The Advantage by Patrick Lencioni
Today I finished the first book of 2021, The Advantage: Why Organizational Health Trumps Everything Else In Business by Patrick Lencioni. In this book, the author introduces a model for achieving success for companies through organizational health. The following four disciplines are necessary for a healthy organization.
DISCIPLINE 1: BUILD A COHESIVE LEADERSHIP TEAM
The first and most critical step in a healthy organization is creating a cohesive leadership team that is committed to do the ongoing work of developing and maintaining a high-performing team and mastering the five behaviors outlined in The Five Dysfunctions of a Team.
- Being open and building trust
- Engaging in constructive ideological conflict
- Committing to clear decisions
- Holding one another accountable for behaviors and performance
- Focusing on collective results
DISCIPLINE 2: CREATE CLARITY
Creating clarity at the executive level is essential to building and maintaining a healthy organization. There are six simple but critical questions that need to be answered, eliminating all discrepancies among team members.
- Why do we exist?
- How do we behave?
- What do we do?
- How will we succeed?
- What is most important, right now?
- Who must do what?
The author detailed on the idea of a thematic goal or a rallying cry to answer the fifth question above in his book — Silos, Politics and Turf Wars.

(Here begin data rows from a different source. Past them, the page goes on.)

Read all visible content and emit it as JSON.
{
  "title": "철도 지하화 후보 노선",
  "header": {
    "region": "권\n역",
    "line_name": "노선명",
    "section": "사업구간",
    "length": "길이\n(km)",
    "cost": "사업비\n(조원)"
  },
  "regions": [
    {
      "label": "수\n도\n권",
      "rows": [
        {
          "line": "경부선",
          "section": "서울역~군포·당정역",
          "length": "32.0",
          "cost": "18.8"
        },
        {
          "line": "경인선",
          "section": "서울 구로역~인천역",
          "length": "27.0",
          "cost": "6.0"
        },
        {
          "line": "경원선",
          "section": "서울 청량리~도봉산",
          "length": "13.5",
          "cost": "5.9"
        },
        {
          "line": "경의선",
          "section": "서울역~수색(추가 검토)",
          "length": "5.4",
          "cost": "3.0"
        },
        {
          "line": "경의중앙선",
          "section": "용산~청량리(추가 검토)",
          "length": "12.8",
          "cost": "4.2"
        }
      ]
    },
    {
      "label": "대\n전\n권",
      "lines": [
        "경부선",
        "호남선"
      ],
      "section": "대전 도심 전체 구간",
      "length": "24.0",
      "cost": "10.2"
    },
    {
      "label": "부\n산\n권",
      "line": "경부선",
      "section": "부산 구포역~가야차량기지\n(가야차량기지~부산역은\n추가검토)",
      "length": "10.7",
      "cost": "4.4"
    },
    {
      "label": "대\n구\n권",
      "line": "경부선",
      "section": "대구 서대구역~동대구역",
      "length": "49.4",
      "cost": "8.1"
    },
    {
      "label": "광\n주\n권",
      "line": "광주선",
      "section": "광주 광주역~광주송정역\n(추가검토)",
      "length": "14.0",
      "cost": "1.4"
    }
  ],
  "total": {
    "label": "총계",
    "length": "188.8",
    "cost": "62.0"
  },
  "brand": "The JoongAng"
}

DISCIPLINE 3: OVERCOMMUNICATE CLARITY
Once a leadership team has become cohesive and established clarity around the six critical questions, they need to communicate the answers to employees over and over again. There are specific communication strategies the leadership team can employ to ensure that messaging is consistent and absorbed by employees.

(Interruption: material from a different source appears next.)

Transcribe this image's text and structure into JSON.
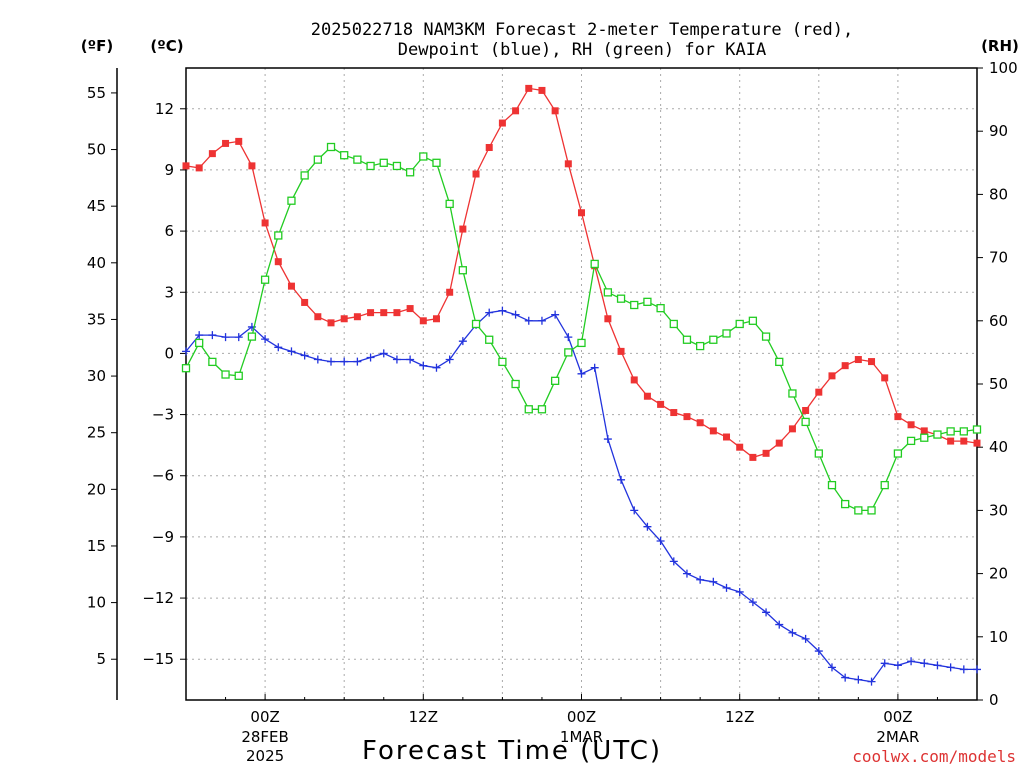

DISCIPLINE 4: REINFORCE CLARITY
For an organization to be healthy, organizational clarity (the six critical questions) must become embedded into the fabric of the organization. Systems in the following areas need to tie to the six questions: Recruiting and hiring The Ideal Team Player, managing performance, compensation and rewards, and real-time recognition.
In addition to these four steps, it is essential that a healthy organization get better at the one activity that underpins everything it does: meetings. Without making a few simple but fundamental changes to the way meetings happen, a healthy organization will struggle to maintain what it has worked hard to build. The author talks more about the four types of meetings in his book Death by Meetings.